Takács Quartet at Queen Elizabeth Hall [Haydn, Bartók & Smetana’s From my Life]

String Quartet in B flat, Op.71/1
String Quartet No.3
String Quartet No.1 in E minor (From my Life)

Takács Quartet [Edward Dusinberre & Károly Schranz (violins), Geraldine Walther (viola) & András Fejér (cello)]

Reviewed by: Richard Landau

Reviewed: 25 January, 2011
Venue: Southbank Centre, London – Queen Elizabeth Hall

The Takács Quartet once again drew a large and appreciative audience for this the second of three recitals this season for Southbank Centre’s International Chamber Music Season.

Takács Quartet. Photograph: takacsquartet.comHaydn’s ‘Apponyi’ string quartets, commissioned by the eponymous Court Chamberlain at Esterháza and written between Haydn’s visits to London in 1791 and 1794, teem with brilliant writing. In the exuberant Allegro of the B flat work, the Takács players brilliantly caught all of the work’s variegated moods, with Edward Dusinberre’s confident leadership a joy and the playing of all four musicians being constantly immaculate, rich-toned, and characterful. After a strikingly meditative reading of the Adagio, the Minuet was full of delights, and the finale, done with a truly light touch, was imbued with a really infectious dance quality.

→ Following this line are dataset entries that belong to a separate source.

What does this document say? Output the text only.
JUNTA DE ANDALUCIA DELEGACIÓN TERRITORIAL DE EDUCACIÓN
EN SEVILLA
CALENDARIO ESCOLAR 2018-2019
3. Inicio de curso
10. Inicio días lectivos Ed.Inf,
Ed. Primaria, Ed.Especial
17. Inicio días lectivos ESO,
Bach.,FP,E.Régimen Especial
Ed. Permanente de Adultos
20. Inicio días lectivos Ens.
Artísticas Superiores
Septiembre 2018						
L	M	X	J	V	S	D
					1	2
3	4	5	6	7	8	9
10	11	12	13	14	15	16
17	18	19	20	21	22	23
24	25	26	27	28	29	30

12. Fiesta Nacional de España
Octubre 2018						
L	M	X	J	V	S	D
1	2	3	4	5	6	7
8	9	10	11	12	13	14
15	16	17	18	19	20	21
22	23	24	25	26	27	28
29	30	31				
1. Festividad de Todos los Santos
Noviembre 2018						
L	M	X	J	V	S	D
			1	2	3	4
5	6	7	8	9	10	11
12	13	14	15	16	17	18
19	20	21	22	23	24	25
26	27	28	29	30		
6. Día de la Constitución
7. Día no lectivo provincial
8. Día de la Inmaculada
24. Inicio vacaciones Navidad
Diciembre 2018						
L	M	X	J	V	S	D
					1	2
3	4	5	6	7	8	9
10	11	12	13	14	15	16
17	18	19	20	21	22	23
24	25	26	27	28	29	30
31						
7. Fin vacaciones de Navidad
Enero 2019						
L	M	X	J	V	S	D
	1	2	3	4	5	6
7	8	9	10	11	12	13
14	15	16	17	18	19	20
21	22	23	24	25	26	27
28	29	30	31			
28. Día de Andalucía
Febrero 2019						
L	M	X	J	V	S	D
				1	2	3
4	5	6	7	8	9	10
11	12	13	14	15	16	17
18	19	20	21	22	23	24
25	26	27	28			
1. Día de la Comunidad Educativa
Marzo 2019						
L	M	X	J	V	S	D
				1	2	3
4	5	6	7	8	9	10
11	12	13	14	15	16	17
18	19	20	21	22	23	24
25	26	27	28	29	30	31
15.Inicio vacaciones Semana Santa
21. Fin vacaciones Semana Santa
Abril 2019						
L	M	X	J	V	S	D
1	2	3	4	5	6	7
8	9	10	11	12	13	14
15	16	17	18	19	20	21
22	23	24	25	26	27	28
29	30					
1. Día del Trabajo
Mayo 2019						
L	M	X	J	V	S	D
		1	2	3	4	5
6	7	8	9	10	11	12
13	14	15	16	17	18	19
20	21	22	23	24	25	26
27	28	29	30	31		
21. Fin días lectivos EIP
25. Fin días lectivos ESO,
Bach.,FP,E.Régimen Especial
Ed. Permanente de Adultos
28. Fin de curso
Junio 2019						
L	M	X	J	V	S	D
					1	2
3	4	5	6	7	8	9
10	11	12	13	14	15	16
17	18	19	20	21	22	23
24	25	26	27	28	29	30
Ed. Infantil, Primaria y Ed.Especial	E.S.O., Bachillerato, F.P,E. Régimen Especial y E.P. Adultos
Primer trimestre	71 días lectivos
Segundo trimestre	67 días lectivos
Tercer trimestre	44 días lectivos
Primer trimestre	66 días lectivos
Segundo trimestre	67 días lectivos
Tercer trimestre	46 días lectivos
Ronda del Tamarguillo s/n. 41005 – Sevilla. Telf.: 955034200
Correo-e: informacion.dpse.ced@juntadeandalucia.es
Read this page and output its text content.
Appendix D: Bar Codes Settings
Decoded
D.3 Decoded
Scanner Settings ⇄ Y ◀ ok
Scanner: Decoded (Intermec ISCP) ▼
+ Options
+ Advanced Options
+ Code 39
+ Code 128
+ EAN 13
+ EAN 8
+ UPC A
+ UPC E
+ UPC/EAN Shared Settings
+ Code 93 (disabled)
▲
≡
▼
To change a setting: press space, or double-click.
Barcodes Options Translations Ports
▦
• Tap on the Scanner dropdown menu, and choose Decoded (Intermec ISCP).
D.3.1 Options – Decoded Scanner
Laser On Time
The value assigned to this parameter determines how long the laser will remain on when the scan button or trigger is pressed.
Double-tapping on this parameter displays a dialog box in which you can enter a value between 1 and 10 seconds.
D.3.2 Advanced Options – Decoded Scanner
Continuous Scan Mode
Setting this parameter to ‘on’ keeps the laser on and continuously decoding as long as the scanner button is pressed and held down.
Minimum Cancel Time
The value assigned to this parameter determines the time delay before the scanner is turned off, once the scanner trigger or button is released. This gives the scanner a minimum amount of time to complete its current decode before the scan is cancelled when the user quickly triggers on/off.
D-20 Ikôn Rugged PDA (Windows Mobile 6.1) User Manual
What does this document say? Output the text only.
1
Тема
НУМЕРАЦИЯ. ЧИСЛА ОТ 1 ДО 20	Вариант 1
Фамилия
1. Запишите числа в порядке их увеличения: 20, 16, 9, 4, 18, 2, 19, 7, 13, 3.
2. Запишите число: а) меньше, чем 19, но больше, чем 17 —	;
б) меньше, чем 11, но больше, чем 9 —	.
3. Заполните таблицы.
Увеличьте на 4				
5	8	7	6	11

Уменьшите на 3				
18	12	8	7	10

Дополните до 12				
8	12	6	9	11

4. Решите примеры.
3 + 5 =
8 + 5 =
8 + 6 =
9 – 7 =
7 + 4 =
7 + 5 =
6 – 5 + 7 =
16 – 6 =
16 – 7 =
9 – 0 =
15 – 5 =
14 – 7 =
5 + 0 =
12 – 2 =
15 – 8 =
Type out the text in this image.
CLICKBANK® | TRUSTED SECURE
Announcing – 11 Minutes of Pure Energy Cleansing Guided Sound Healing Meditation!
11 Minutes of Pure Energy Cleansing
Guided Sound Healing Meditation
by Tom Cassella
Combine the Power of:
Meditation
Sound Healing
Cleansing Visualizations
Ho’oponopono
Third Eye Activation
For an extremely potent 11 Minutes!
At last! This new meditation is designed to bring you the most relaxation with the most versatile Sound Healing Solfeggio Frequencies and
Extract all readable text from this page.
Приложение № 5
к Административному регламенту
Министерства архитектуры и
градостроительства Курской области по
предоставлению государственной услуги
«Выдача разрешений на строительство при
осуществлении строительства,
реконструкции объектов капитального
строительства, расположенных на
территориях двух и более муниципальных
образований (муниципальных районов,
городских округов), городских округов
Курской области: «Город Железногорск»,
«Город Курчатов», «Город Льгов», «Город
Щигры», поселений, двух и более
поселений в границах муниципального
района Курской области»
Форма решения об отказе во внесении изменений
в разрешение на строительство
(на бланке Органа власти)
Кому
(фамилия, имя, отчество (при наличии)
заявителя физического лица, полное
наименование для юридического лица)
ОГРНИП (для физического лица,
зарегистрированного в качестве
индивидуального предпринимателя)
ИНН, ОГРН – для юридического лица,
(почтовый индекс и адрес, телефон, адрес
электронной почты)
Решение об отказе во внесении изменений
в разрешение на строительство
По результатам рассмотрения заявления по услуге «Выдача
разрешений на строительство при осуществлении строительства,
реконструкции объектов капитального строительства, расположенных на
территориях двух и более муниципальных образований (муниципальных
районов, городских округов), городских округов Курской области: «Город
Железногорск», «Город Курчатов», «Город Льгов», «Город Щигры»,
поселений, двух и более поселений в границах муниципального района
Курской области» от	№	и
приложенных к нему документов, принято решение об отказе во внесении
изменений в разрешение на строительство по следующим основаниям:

In Bartók’s Third String Quartet, the bleakness of the outer movements made a profound impact, as did eerie sound-effects. The finale’s whirlwind coda was thrilling, providing some degree of release, but most impressive of all was the sense of the three movements flowing seamlessly from start to finish.

The first of Smetana’s string quartets drew much of its inspiration from the composer’s personal life and from his identification with Czech nationalism. From the Takács members, this was a deeply felt and idiomatic performance – the highly romantic nature of the first movement was strongly communicated, pointed up especially by the highly expressive contribution of Geraldine Walther. The folk-like elements and the wit on display in the second movement (Allegro moderato à la Polka) also offered many pleasures, the trio section inflected with great charm. After a particularly heartfelt reading of the Largo, the finale proceeded with such a high level of energy that the sudden arrival of the high E, denoting the curse of Smetana’s tinnitus, was all the more shocking.

The buoyant finale of the first of Haydn’s Opus 74 string quartets was the delightful encore.